Stoke & Staffordshire

Sneyd Pit disaster: Service marks 70th anniversary

A memorial service has been held to remember miners who died 70 years ago in a Stoke-on-Trent pit disaster.

In 1942, on New Year's Day, 57 men and boys were killed in an explosion at Sneyd Colliery in Burslem.

Miners did not usually work on 1 January because of an old superstition, but they had gone down the pit to help with the war effort.

The service took place on Sunday evening at Burslem's Holy Trinity Church, near the site of the disaster.

Permanent memorial

Stoke-on-Trent historian Mervyn Edwards, who has written a book about the subject, said: "These were men who died for their country.
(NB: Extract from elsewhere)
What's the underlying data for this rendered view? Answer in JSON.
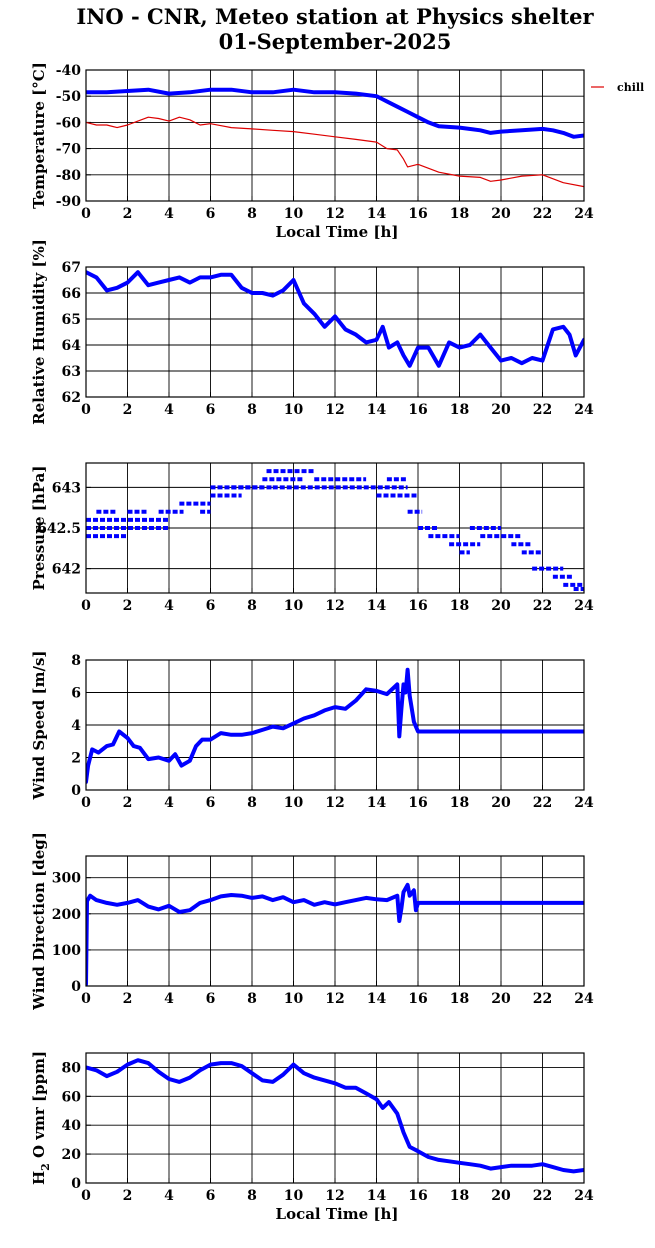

"It was regarded as a safe pit - it was modernised, certainly by the 1920s.

"Unbelievably, on January 5th, there was a return of some 79% of the people who worked in the pit.

"It's an absolutely staggering statistic and shows immense loyalty."

Historian Keith Meeson, himself a former miner, successfully campaigned for a permanent memorial for the 57 victims in Burslem town centre.

"In another generation it could be forgotten altogether," said Mr Meeson.

"So it's obviously important that we make a statement with the memorial in Burslem and the annual gathering of relatives and friends for what those men went through that day."